The second OR gate is connected to the processing module and the output terminal of the AND gate, and is used to perform an OR operation on the enable signal and the output signal of the AND gate, and output a logic signal to control the on-off of the relay .
The drive circuit of the relay according to claim 5, wherein the relay is a bilaterally controlled relay, and the delay module, the relay drive module, the AND gate and the second OR gate all have two sets, one for controlling the high side and one low side of the relay; and,

The trigger condition includes that the supply voltage is lower than a first reference voltage and/or the voltage of the high-side driving signal is lower than a second reference voltage.
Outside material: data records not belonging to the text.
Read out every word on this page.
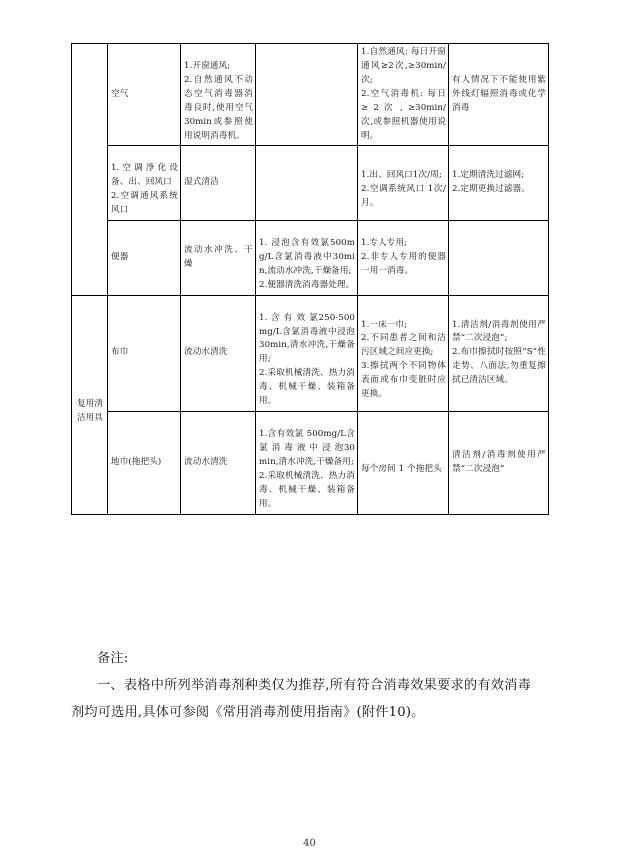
	空气	1.开窗通风;
2.自然通风不动态空气消毒器消毒良时,使用空气30min或参照使用说明消毒机。		1.自然通风: 每日开窗通风≥2次,≥30min/次;
2.空气消毒机: 每日 ≥ 2 次 , ≥30min/次,或参照机器使用说明。	有人情况下不能使用紫外线灯辐照消毒或化学消毒

1.空调净化设备、出、回风口
2.空调通风系统风口	湿式清洁		1.出、回风口1次/周;
2.空调系统风口 1次/月。	1.定期清洗过滤网;
2.定期更换过滤器。
	便器	流动水冲洗、干燥	1. 浸泡含有效氯500mg/L含氯消毒液中30min,流动水冲洗,干燥备用;
2.便器清洗消毒器处理。	1.专人专用;
2.非专人专用的便器一用一消毒。	

复用清洁用具	布巾	流动水清洗	1. 含 有 效 氯250-500mg/L含氯消毒液中浸泡 30min,清水冲洗,干燥备用;
2.采取机械清洗、热力消毒、机械干燥、装箱备用。	1.一床一巾;
2.不同患者之间和洁污区域之间应更换;
3.擦拭两个不同物体表面或布巾变脏时应更换。	1.清洁剂/消毒剂使用严禁“二次浸泡”;
2.布巾擦拭时按照“S”性走势、八面法,勿重复擦拭已清洁区域。
	地巾(拖把头)	流动水清洗	1.含有效氯 500mg/L含 氯 消 毒 液 中 浸 泡30min,清水冲洗,干燥备用;
2.采取机械清洗、热力消毒、机械干燥、装箱备用。	每个房间 1 个拖把头	清洁剂/消毒剂使用严禁“二次浸泡”
备注:
一、表格中所列举消毒剂种类仅为推荐,所有符合消毒效果要求的有效消毒剂均可选用,具体可参阅《常用消毒剂使用指南》(附件10)。
40
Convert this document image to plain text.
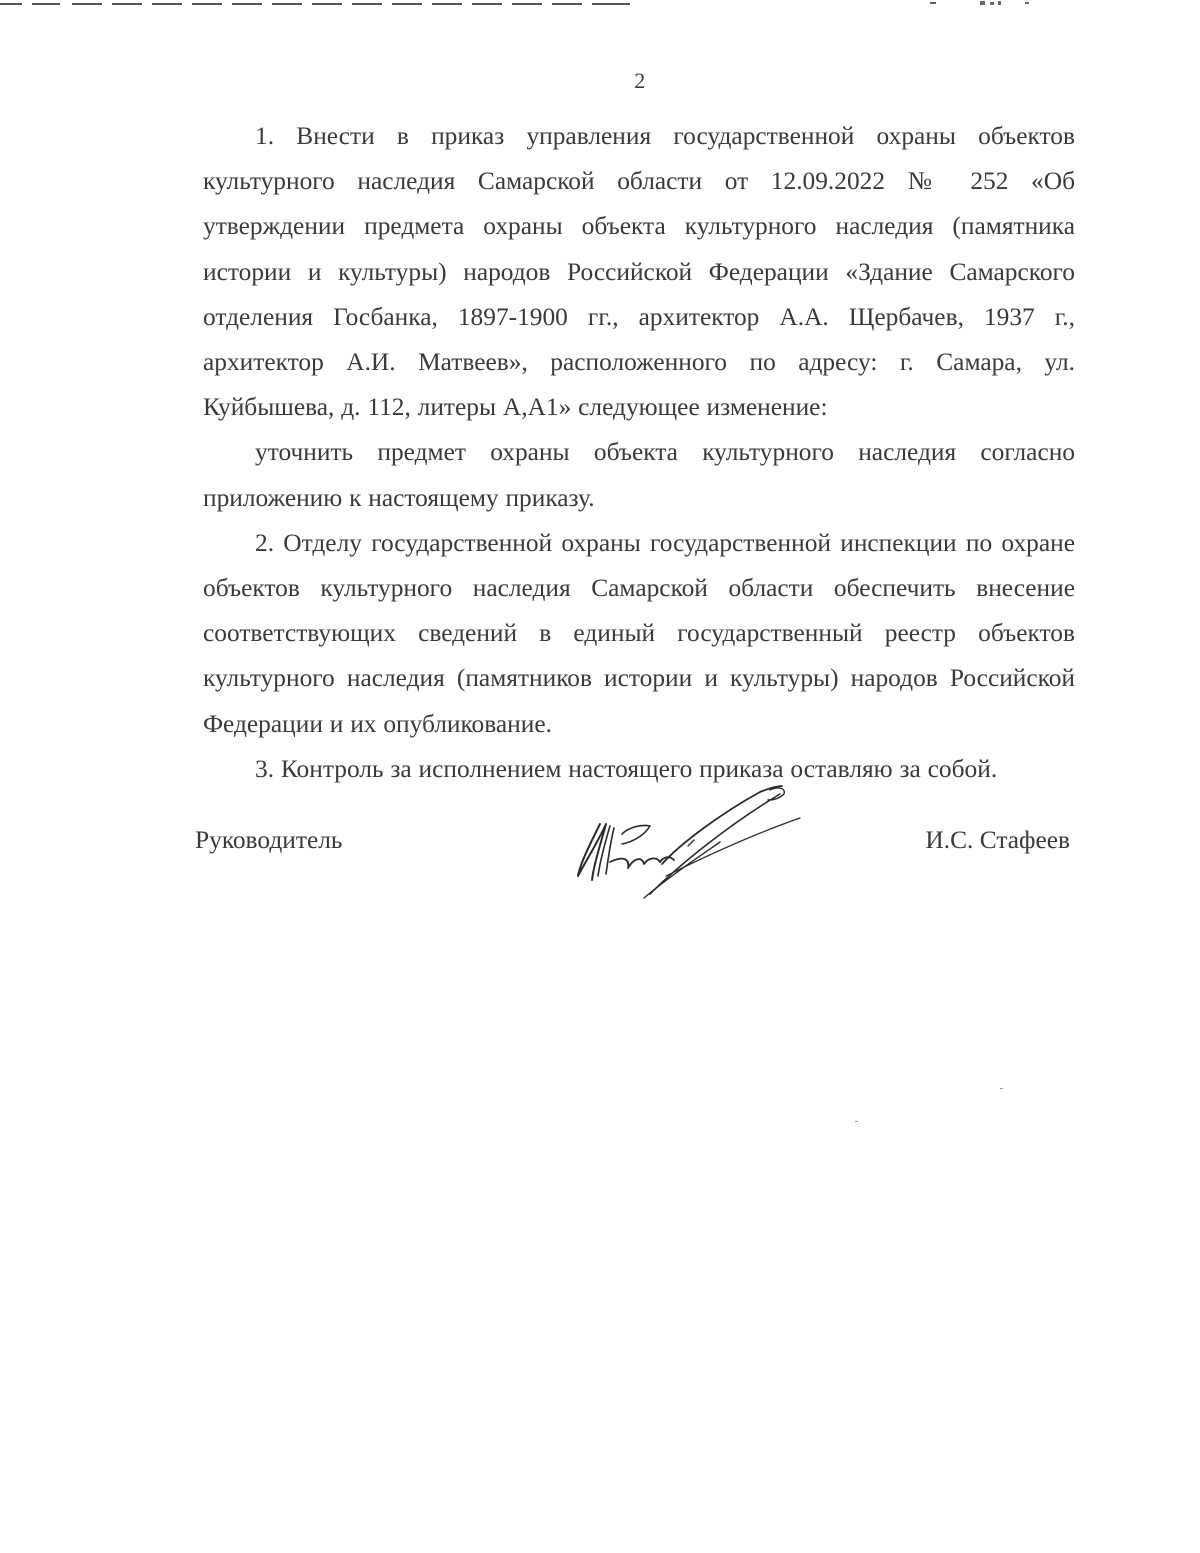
2

1. Внести в приказ управления государственной охраны объектов культурного наследия Самарской области от 12.09.2022 № 252 «Об утверждении предмета охраны объекта культурного наследия (памятника истории и культуры) народов Российской Федерации «Здание Самарского отделения Госбанка, 1897-1900 гг., архитектор А.А. Щербачев, 1937 г., архитектор А.И. Матвеев», расположенного по адресу: г. Самара, ул. Куйбышева, д. 112, литеры А,А1» следующее изменение:

уточнить предмет охраны объекта культурного наследия согласно приложению к настоящему приказу.

2. Отделу государственной охраны государственной инспекции по охране объектов культурного наследия Самарской области обеспечить внесение соответствующих сведений в единый государственный реестр объектов культурного наследия (памятников истории и культуры) народов Российской Федерации и их опубликование.

3. Контроль за исполнением настоящего приказа оставляю за собой.

Руководитель	И.С. Стафеев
The driving circuit of the relay according to claim 5 or 6, wherein the output terminal of the latch is provided with a first sampling point, and the processing module collects the signal on the first sampling point in real time; And/or, the output terminal of the AND gate is provided with a second sampling point, and the processing module collects the signal at the second sampling point in real time.
The drive circuit for a relay according to claim 1, wherein the relay is a unilaterally controlled relay.
The relay drive circuit according to claim 5 or 8, wherein the relay drive circuit is used to drive at least two of the relays, and the operating voltages of the relays are the same or different.
The driving circuit of the relay according to claim 9, wherein the relay shares the trigger module, the delay module, the latch and the AND gate;

The trigger condition includes that the power supply voltage is lower than a first reference voltage and/or the voltage of the driving signal corresponding to any one of the relays is lower than the corresponding second reference voltage.